Real World Testing
Why do we test on public roads? It’s not just to try out our software to see how it behaves — that’s what closed course testing is for. It’s because the world is more complicated than any simulation or track can ever be, and real products have to be tested in the real world.
Testing on public roads is a privilege we take very seriously. We start by abiding by all applicable laws, regulations and guidelines in the cities where we operate. We test in multiple cities because every city is different. A person who got their license in Tulsa, Oklahoma, has a lot to learn about driving in New York city traffic. Traffic laws change, infrastructure like roundabouts and crosswalks differ, and cultural differences can radically alter the relationship between cars, bicyclists and pedestrians.
Luckily, self-driving cars have two huge advantages over people: the technology remembers everything it sees and learns, and lessons learned are shared across the fleet.

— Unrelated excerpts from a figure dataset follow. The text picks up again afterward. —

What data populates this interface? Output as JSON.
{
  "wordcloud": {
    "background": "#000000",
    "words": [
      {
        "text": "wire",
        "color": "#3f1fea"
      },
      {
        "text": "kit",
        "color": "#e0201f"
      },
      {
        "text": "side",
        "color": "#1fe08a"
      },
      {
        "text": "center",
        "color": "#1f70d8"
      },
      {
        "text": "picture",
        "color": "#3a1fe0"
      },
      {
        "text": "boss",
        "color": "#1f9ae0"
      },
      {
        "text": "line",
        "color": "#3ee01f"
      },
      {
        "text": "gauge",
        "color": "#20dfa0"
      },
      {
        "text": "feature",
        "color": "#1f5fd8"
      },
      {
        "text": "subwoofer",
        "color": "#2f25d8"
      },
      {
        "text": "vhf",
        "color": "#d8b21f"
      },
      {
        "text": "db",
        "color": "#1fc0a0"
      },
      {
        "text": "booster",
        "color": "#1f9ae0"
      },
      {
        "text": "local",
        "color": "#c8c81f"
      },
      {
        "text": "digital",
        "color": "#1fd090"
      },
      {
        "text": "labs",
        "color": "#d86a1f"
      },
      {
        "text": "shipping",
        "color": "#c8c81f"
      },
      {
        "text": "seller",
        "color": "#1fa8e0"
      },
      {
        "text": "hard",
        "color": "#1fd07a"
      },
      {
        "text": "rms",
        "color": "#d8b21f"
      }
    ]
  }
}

When we decide to test in any given city, Test Specialists begin by manually driving through the city, gathering data to build 3-dimensional maps of the streets where we intend to operate. Once the map is ready, we can begin testing in autonomous mode.
Every day we’re on the road, we see new and unusually complex interactions between road users that we wouldn’t have thought of on our own. The more information we collect, the more we can solve, and the safer our next iteration of software becomes.
In time, our self-driving system — always vigilant, always learning, never forgetful — will become a better driver than any human.